4. Saksi, adapun syarat-syaratnya adalah sebagai berikut:
a. Minimal dua orang laki-laki,
b. Hadir dalam ijab-qabul,
c. Dapat mengerti maksud akad,
d. Islam, dan
e. Dewasa.
5. Ijab dan qabul, adapun syarat-syaratnya adalah sebagai berikut:
a. Adanya pernyataan mengawinkan dari wali,
b. Adanya pernyataan penerimaan dari calon mempelai pria,
c. Memakai kata-kata kawin, tazwij, atau terjemahan dari kata-kata tersebut,
d. Antara ijab dan qabul bersambungan,
e. Antara ijab dan qabul jelas maksudnya,
f. Orang yang terkait dengan ijab-qabul tidak sedang dalam ihram haji ataupun umrah, dan
g.
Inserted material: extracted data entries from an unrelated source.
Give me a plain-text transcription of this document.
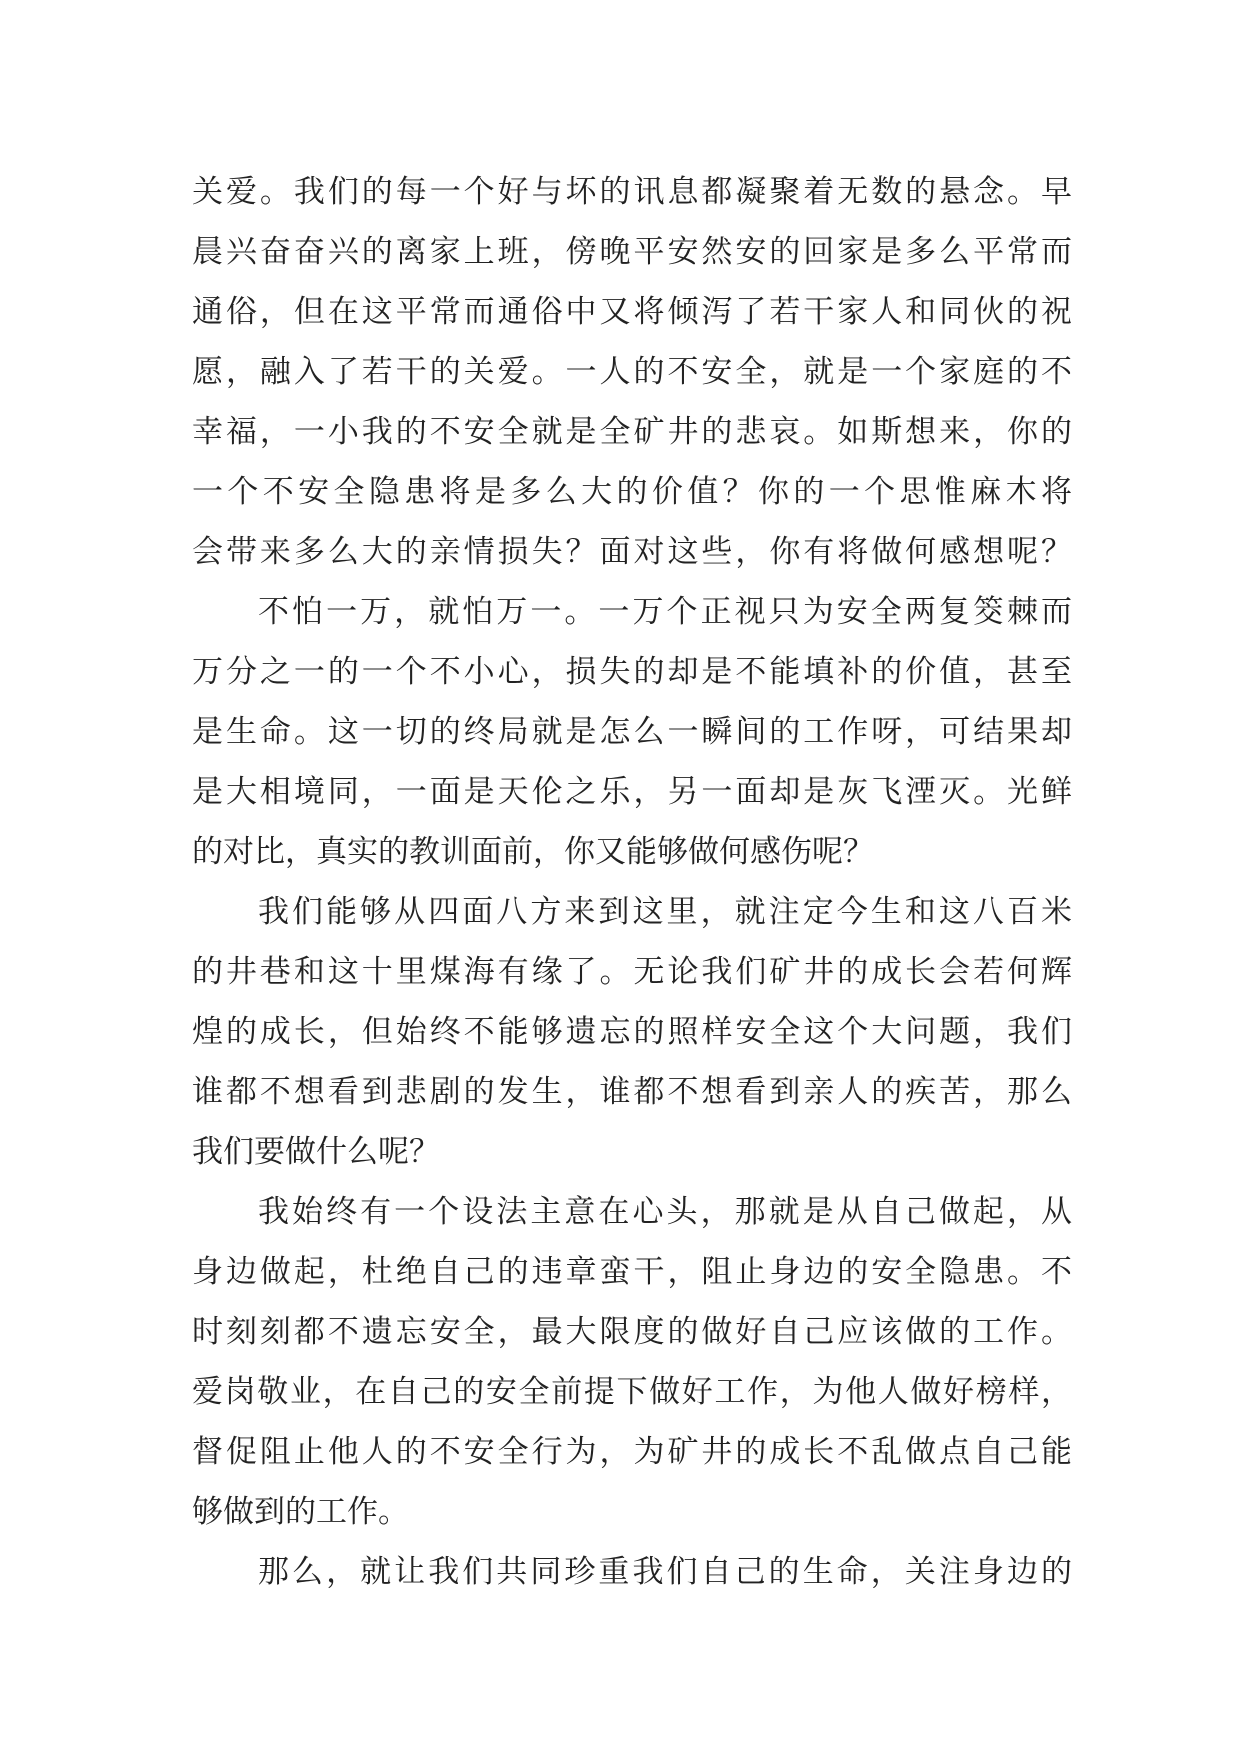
关爱。我们的每一个好与坏的讯息都凝聚着无数的悬念。早
晨兴奋奋兴的离家上班，傍晚平安然安的回家是多么平常而
通俗，但在这平常而通俗中又将倾泻了若干家人和同伙的祝
愿，融入了若干的关爱。一人的不安全，就是一个家庭的不
幸福，一小我的不安全就是全矿井的悲哀。如斯想来，你的
一个不安全隐患将是多么大的价值？你的一个思惟麻木将
会带来多么大的亲情损失？面对这些，你有将做何感想呢？
不怕一万，就怕万一。一万个正视只为安全两复筊棘而
万分之一的一个不小心，损失的却是不能填补的价值，甚至
是生命。这一切的终局就是怎么一瞬间的工作呀，可结果却
是大相境同，一面是天伦之乐，另一面却是灰飞湮灭。光鲜
的对比，真实的教训面前，你又能够做何感伤呢？
我们能够从四面八方来到这里，就注定今生和这八百米
的井巷和这十里煤海有缘了。无论我们矿井的成长会若何辉
煌的成长，但始终不能够遗忘的照样安全这个大问题，我们
谁都不想看到悲剧的发生，谁都不想看到亲人的疾苦，那么
我们要做什么呢？
我始终有一个设法主意在心头，那就是从自己做起，从
身边做起，杜绝自己的违章蛮干，阻止身边的安全隐患。不
时刻刻都不遗忘安全，最大限度的做好自己应该做的工作。
爱岗敬业，在自己的安全前提下做好工作，为他人做好榜样，
督促阻止他人的不安全行为，为矿井的成长不乱做点自己能
够做到的工作。
那么，就让我们共同珍重我们自己的生命，关注身边的
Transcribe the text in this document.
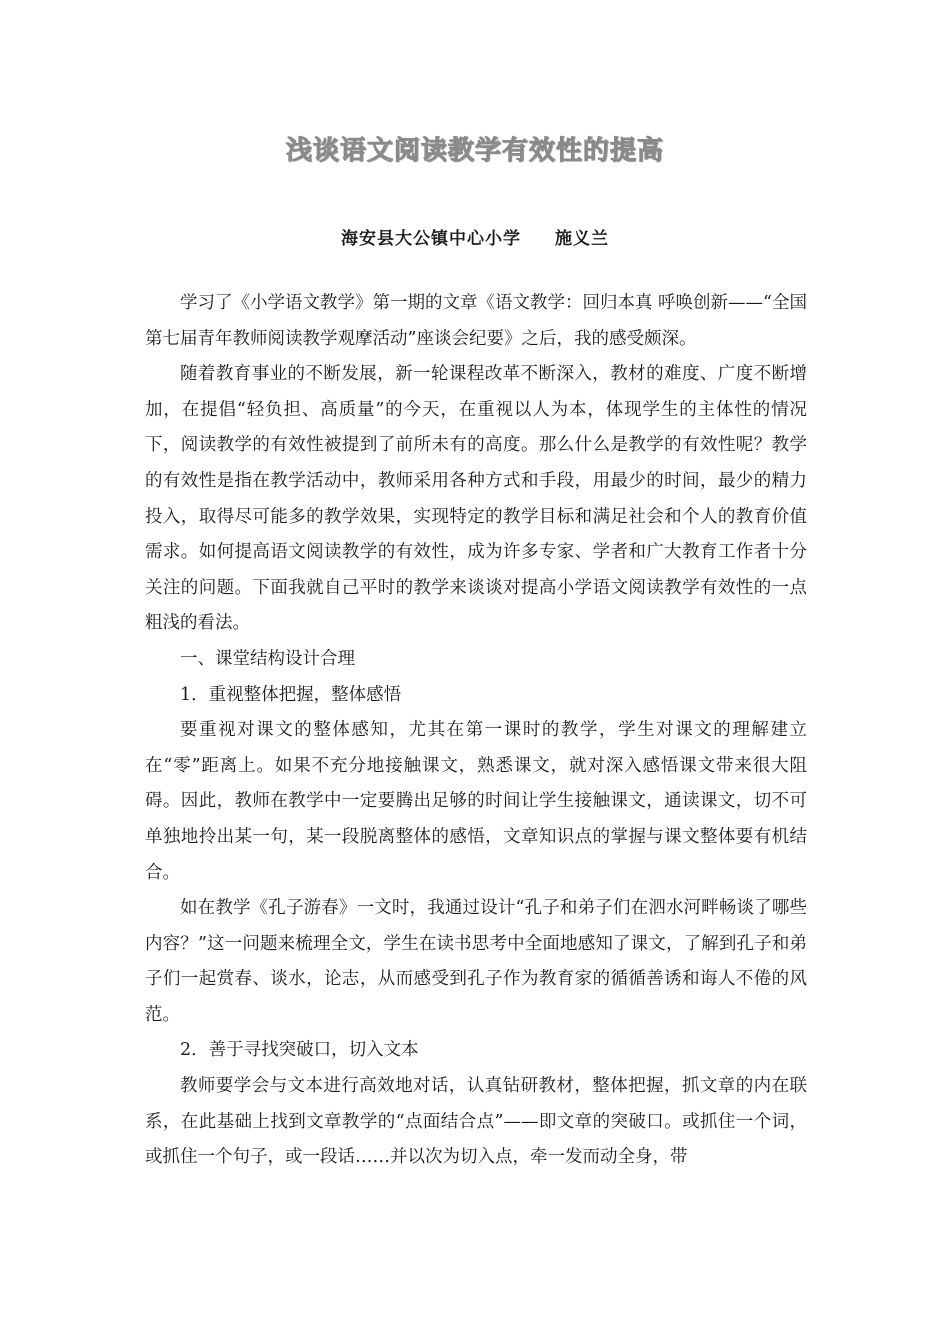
浅谈语文阅读教学有效性的提高
海安县大公镇中心小学 施义兰

学习了《小学语文教学》第一期的文章《语文教学：回归本真 呼唤创新——“全国第七届青年教师阅读教学观摩活动”座谈会纪要》之后，我的感受颇深。

随着教育事业的不断发展，新一轮课程改革不断深入，教材的难度、广度不断增加，在提倡“轻负担、高质量”的今天，在重视以人为本，体现学生的主体性的情况下，阅读教学的有效性被提到了前所未有的高度。那么什么是教学的有效性呢？教学的有效性是指在教学活动中，教师采用各种方式和手段，用最少的时间，最少的精力投入，取得尽可能多的教学效果，实现特定的教学目标和满足社会和个人的教育价值需求。如何提高语文阅读教学的有效性，成为许多专家、学者和广大教育工作者十分关注的问题。下面我就自己平时的教学来谈谈对提高小学语文阅读教学有效性的一点粗浅的看法。

一、课堂结构设计合理

1．重视整体把握，整体感悟

要重视对课文的整体感知，尤其在第一课时的教学，学生对课文的理解建立在“零”距离上。如果不充分地接触课文，熟悉课文，就对深入感悟课文带来很大阻碍。因此，教师在教学中一定要腾出足够的时间让学生接触课文，通读课文，切不可单独地拎出某一句，某一段脱离整体的感悟，文章知识点的掌握与课文整体要有机结合。

如在教学《孔子游春》一文时，我通过设计“孔子和弟子们在泗水河畔畅谈了哪些内容？”这一问题来梳理全文，学生在读书思考中全面地感知了课文，了解到孔子和弟子们一起赏春、谈水，论志，从而感受到孔子作为教育家的循循善诱和诲人不倦的风范。

2．善于寻找突破口，切入文本

教师要学会与文本进行高效地对话，认真钻研教材，整体把握，抓文章的内在联系，在此基础上找到文章教学的“点面结合点”——即文章的突破口。或抓住一个词，或抓住一个句子，或一段话……并以次为切入点，牵一发而动全身，带
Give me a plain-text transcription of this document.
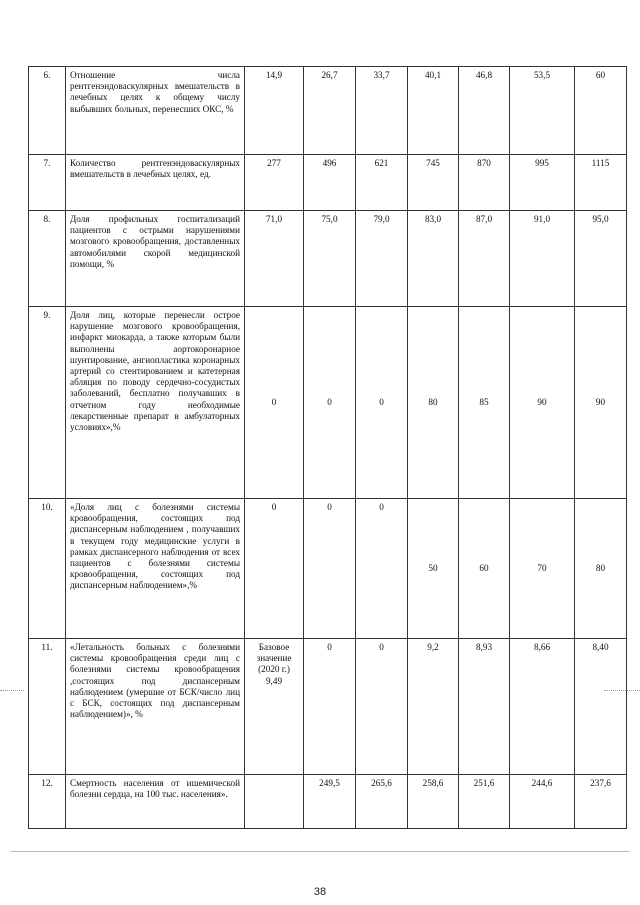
6.	Отношение числа рентгенэндоваскулярных вмешательств в лечебных целях к общему числу выбывших больных, перенесших ОКС, %	14,9	26,7	33,7	40,1	46,8	53,5	60
7.	Количество рентгенэндоваскулярных вмешательств в лечебных целях, ед.	277	496	621	745	870	995	1115
8.	Доля профильных госпитализаций пациентов с острыми нарушениями мозгового кровообращения, доставленных автомобилями скорой медицинской помощи, %	71,0	75,0	79,0	83,0	87,0	91,0	95,0
9.	Доля лиц, которые перенесли острое нарушение мозгового кровообращения, инфаркт миокарда, а также которым были выполнены аортокоронарное шунтирование, ангиопластика коронарных артерий со стентированием и катетерная абляция по поводу сердечно-сосудистых заболеваний, бесплатно получавших в отчетном году необходимые лекарственные препарат в амбулаторных условиях»,%	0	0	0	80	85	90	90
10.	«Доля лиц с болезнями системы кровообращения, состоящих под диспансерным наблюдением , получавших в текущем году медицинские услуги в рамках диспансерного наблюдения от всех пациентов с болезнями системы кровообращения, состоящих под диспансерным наблюдением»,%	0	0	0	50	60	70	80
11.	«Летальность больных с болезнями системы кровообращения среди лиц с болезнями системы кровообращения ,состоящих под диспансерным наблюдением (умершие от БСК/число лиц с БСК, состоящих под диспансерным наблюдением)», %	Базовое значение (2020 г.) 9,49	0	0	9,2	8,93	8,66	8,40
12.	Смертность населения от ишемической болезни сердца, на 100 тыс. населения».		249,5	265,6	258,6	251,6	244,6	237,6
38
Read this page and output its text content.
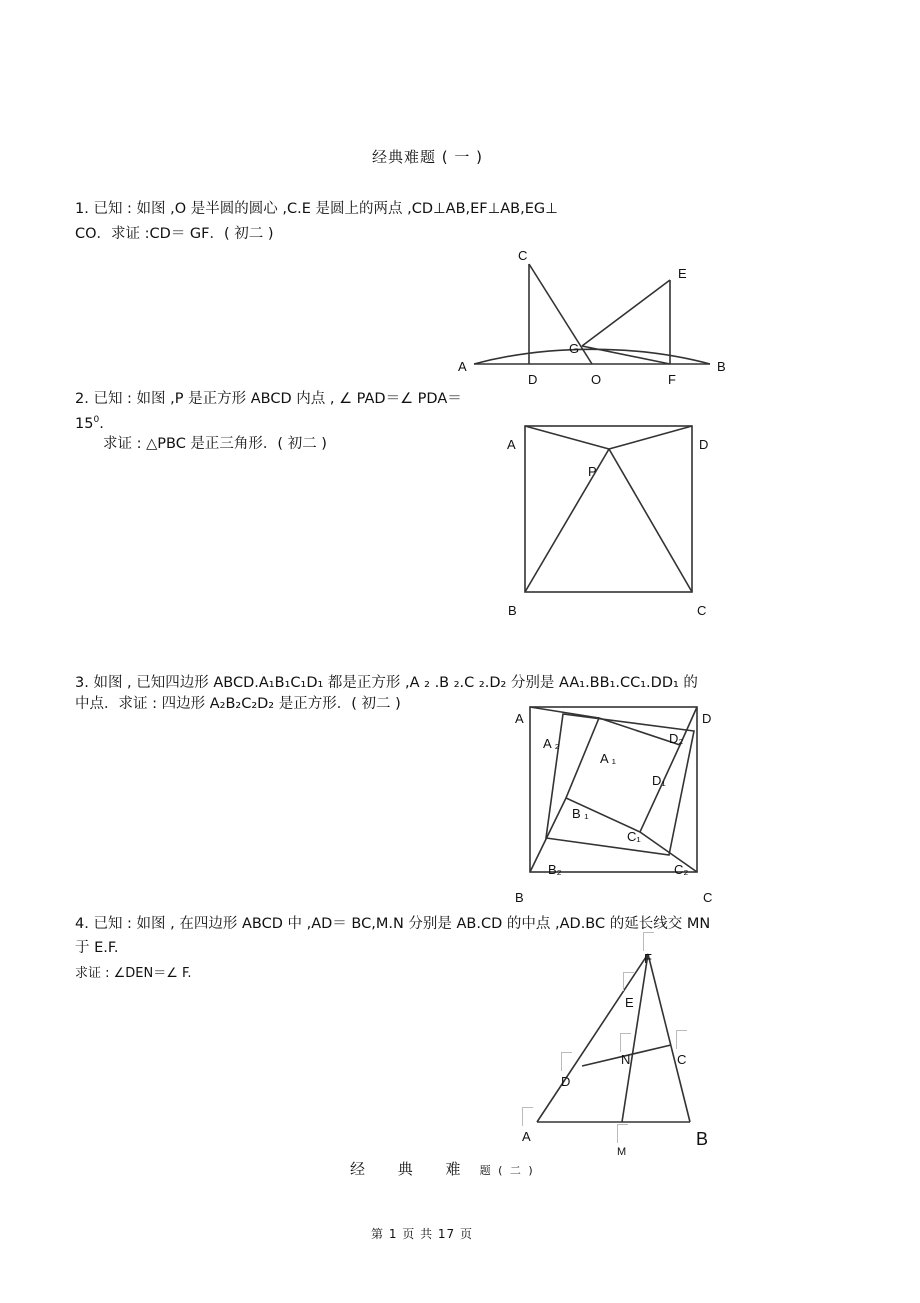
经典难题 ( 一 )
1. 已知 : 如图 ,O 是半圆的圆心 ,C.E 是圆上的两点 ,CD⊥AB,EF⊥AB,EG⊥
CO．求证 :CD＝ GF．( 初二 )
C
E
G
A	B
D	O	F
2. 已知 : 如图 ,P 是正方形 ABCD 内点 , ∠ PAD＝∠ PDA＝
$15^0$.
求证 : △PBC 是正三角形．( 初二 )	A	D
P
B	C
3. 如图 , 已知四边形 ABCD.A₁B₁C₁D₁ 都是正方形 ,A ₂ .B ₂.C ₂.D₂ 分别是 AA₁.BB₁.CC₁.DD₁ 的
中点．求证 : 四边形 A₂B₂C₂D₂ 是正方形．( 初二 )
A	D
A ₂	D₂
A ₁
D₁
B ₁
C₁
B₂	C₂
B	C
4. 已知 : 如图 , 在四边形 ABCD 中 ,AD＝ BC,M.N 分别是 AB.CD 的中点 ,AD.BC 的延长线交 MN
于 E.F.
求证 : ∠DEN＝∠ F.
F
E
N	C
D
A	B
M
经 典 难 题 ( 二 )
第 1 页 共 17 页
Majelis ijab dan qabul harus dihadiri minimal lima orang, yaitu calon mempelai pria atau wakilnya, mempelai wanita atau wakilnya, wali, dan dua orang saksi.[6]
Baca Juga Artikel SebelumnyaPembagian Hukum Nikah
[1] Muhammad Yunus, Hukum Perkawinan dalam Islam, (Jakarta: Hidakarya Agung 1991), 15.
[2] Muhammad Yunus, Hukum Perkawinan dalam Islam...., 118.
[3] Ahmad Rofiq, Hukum Islam di Indonesia, cet. 3 (Jakarta: PT. Raja Grafindo Persada, 1998), 71.
[4] Alqur’an dan Terjemahnya...., 86.
[5] Ahmad Rofiq, Hukum Islam di Indonesia...., 100.
[6]Ahmad Rofiq, Hukum Islam di Indonesia...., 72.